Mongodb – Deploy Across Cloud and On-Premises

awscloudmongodbredhat

We are planning to implement MongoDB as a stretch cluster which includes Primary secondary in DC 1, Secondary secondary in DC 2, Arbiter in cloud(DC 3) where DC 1 and DC 2 are on premise servers and DC 3 in cloud

My questions are :

1) Should we need to keep same OS in AWS as our On-premise server or we can keep Amazon Linux also ?
In our case it is RHEL 7.2 in On premise servers

2) If No, will there be a performance impact if we use different OS between replica nodes ?

3) If yes, Do we need to do patch upgrades as frequent as we do in On Prem servers ?

4) How the failover works here in case of write concern as Majority ?

5) What are the other trade-offs in this approach if any ?

Best Answer

1) Should we need to keep same OS in AWS as our On-premise server or we can keep Amazon Linux also ? In our case it is RHEL 7.2 in On premise servers

There is no strict requirement to have the same O/S for all members of a replica set, but in general it is a good idea to have consistent O/S so you have similar configuration and performance tuning across replica set members.

However, since your DC3 (cloud) instance appears to be an arbiter (which only participates in voting) any O/S differences should be irrelevant to performance.

2) If No, will there be a performance impact if we use different OS between replica nodes ?

Amazon Linux evolved from RHEL, so isn't an entirely different O/S (for example, like Linux vs Windows). However, there may be different configuration or tuning between Linux distributions. I wouldn't expect dramatically different performance between Linux distros, but this is something you'd have to test with your own use case and workload.

3) If yes, Do we need to do patch upgrades as frequent as we do in On Prem servers ?

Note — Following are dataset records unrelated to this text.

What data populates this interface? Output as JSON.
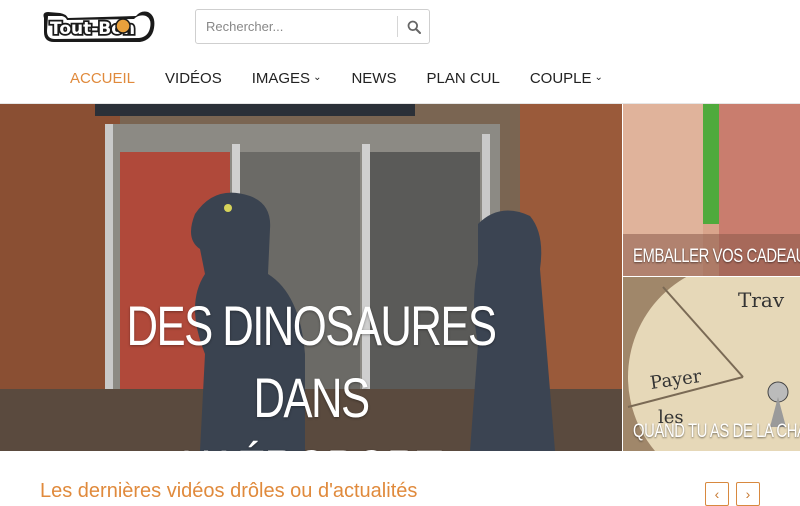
{
  "logo": {
    "text": "Tout-Bon"
  },
  "search": {
    "placeholder": "Rechercher...",
    "icon": "search-icon"
  },
  "nav": {
    "items": [
      {
        "label": "ACCUEIL",
        "active": true,
        "dropdown": false
      },
      {
        "label": "VIDÉOS",
        "active": false,
        "dropdown": false
      },
      {
        "label": "IMAGES",
        "active": false,
        "dropdown": true
      },
      {
        "label": "NEWS",
        "active": false,
        "dropdown": false
      },
      {
        "label": "PLAN CUL",
        "active": false,
        "dropdown": false
      },
      {
        "label": "COUPLE",
        "active": false,
        "dropdown": true
      }
    ]
  },
  "featured": {
    "main": {
      "title_line1": "DES DINOSAURES DANS",
      "title_line2": "L’AÉROPORT"
    },
    "side": [
      {
        "caption": "EMBALLER VOS CADEAUX I"
      },
      {
        "caption": "QUAND TU AS DE LA CHAN"
      }
    ]
  },
  "latest": {
    "title": "Les dernières vidéos drôles ou d'actualités"
  },
  "colors": {
    "accent": "#e08a3c"
  }
}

This is up to your own security policy, but I would expect patch upgrades to be applied similarly for On-Premise versus cloud servers.

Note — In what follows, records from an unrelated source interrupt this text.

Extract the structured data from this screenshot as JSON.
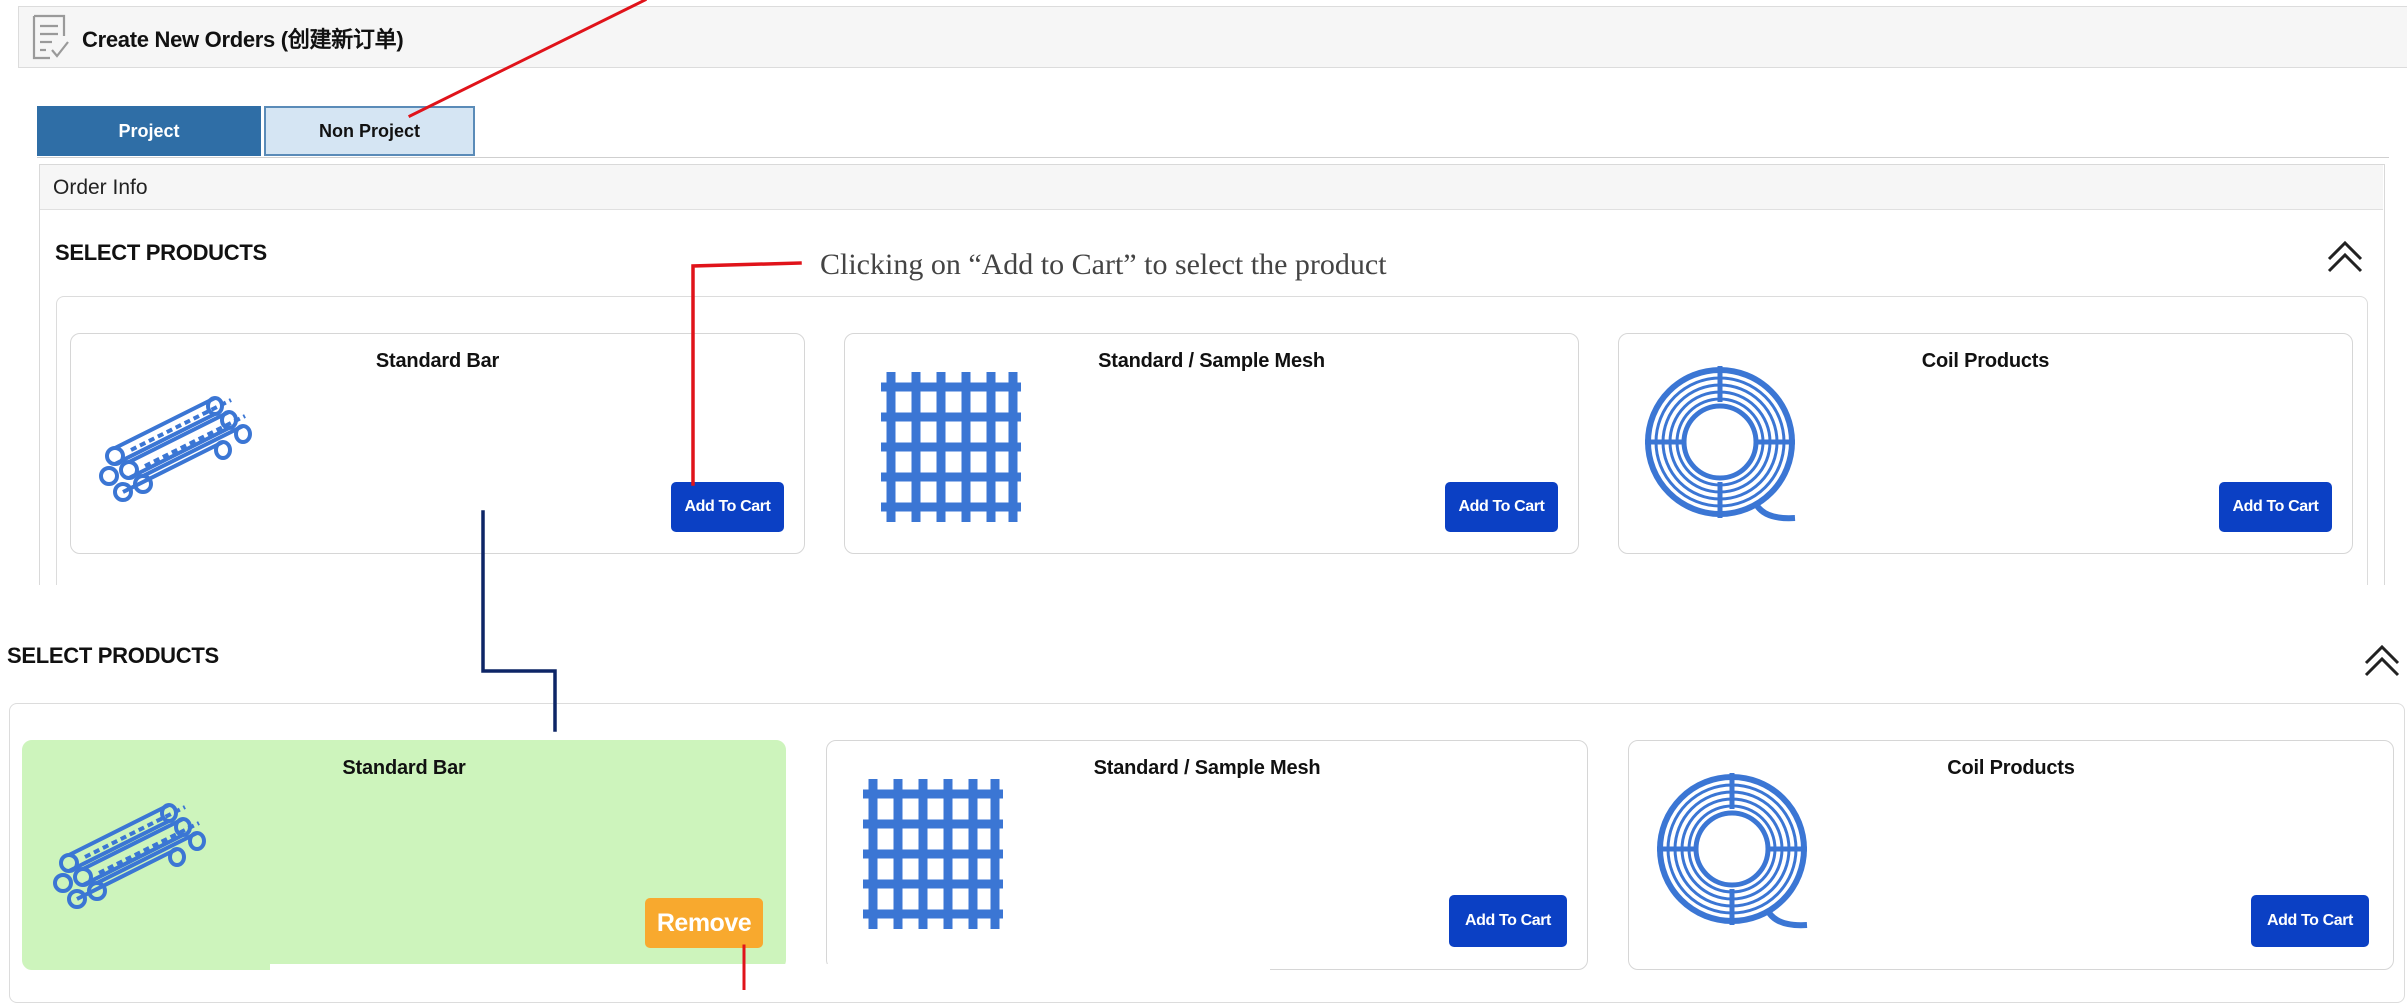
{
  "header": {
    "title": "Create New Orders (创建新订单)",
    "icon": "document-check-icon"
  },
  "tabs": [
    {
      "label": "Project",
      "active": true
    },
    {
      "label": "Non Project",
      "active": false
    }
  ],
  "order_info": {
    "title": "Order Info"
  },
  "annotation": {
    "text": "Clicking on “Add to Cart” to select the product"
  },
  "colors": {
    "accent": "#2f6ea6",
    "button": "#0b40c4",
    "remove": "#f8a92e",
    "selected_card": "#cdf4bc",
    "arrow_red": "#e0131a",
    "arrow_navy": "#0d2566",
    "icon_blue": "#3b76d4"
  },
  "before": {
    "section_title": "SELECT PRODUCTS",
    "products": [
      {
        "name": "Standard Bar",
        "icon": "rebar-bundle-icon",
        "button": "Add To Cart"
      },
      {
        "name": "Standard / Sample Mesh",
        "icon": "mesh-grid-icon",
        "button": "Add To Cart"
      },
      {
        "name": "Coil Products",
        "icon": "coil-icon",
        "button": "Add To Cart"
      }
    ]
  },
  "after": {
    "section_title": "SELECT PRODUCTS",
    "products": [
      {
        "name": "Standard Bar",
        "icon": "rebar-bundle-icon",
        "button": "Remove",
        "selected": true
      },
      {
        "name": "Standard / Sample Mesh",
        "icon": "mesh-grid-icon",
        "button": "Add To Cart"
      },
      {
        "name": "Coil Products",
        "icon": "coil-icon",
        "button": "Add To Cart"
      }
    ]
  }
}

4) How the failover works here in case of write concern as Majority ?

Assuming you have an equal number of instances in DC1 vs DC2, an arbiter can be useful to ensure a primary can be elected in the event either DC is unreachable. An arbiter cannot acknowledge writes (since it is a voting-only node), so if you have a Primary-Secondary-Arbiter (PSA) configuration you will not be able to acknowledge majority writes if one of your data bearing nodes is unavailable.

I would strongly recommend using PSS (i.e. no arbiter) to support consistent failover with both elections and majority write concern.

5) What are the other trade-offs in this approach if any ?

As noted above, arbiters cannot acknowledge write so are not recommendable if you want to support fault tolerance with majority write concern. With a PSA configuration degraded to PsA (one secondary down), you have write availability (since a primary can still be maintained) but no longer have replication or data redundancy (since there is only one data-bearing node writing data).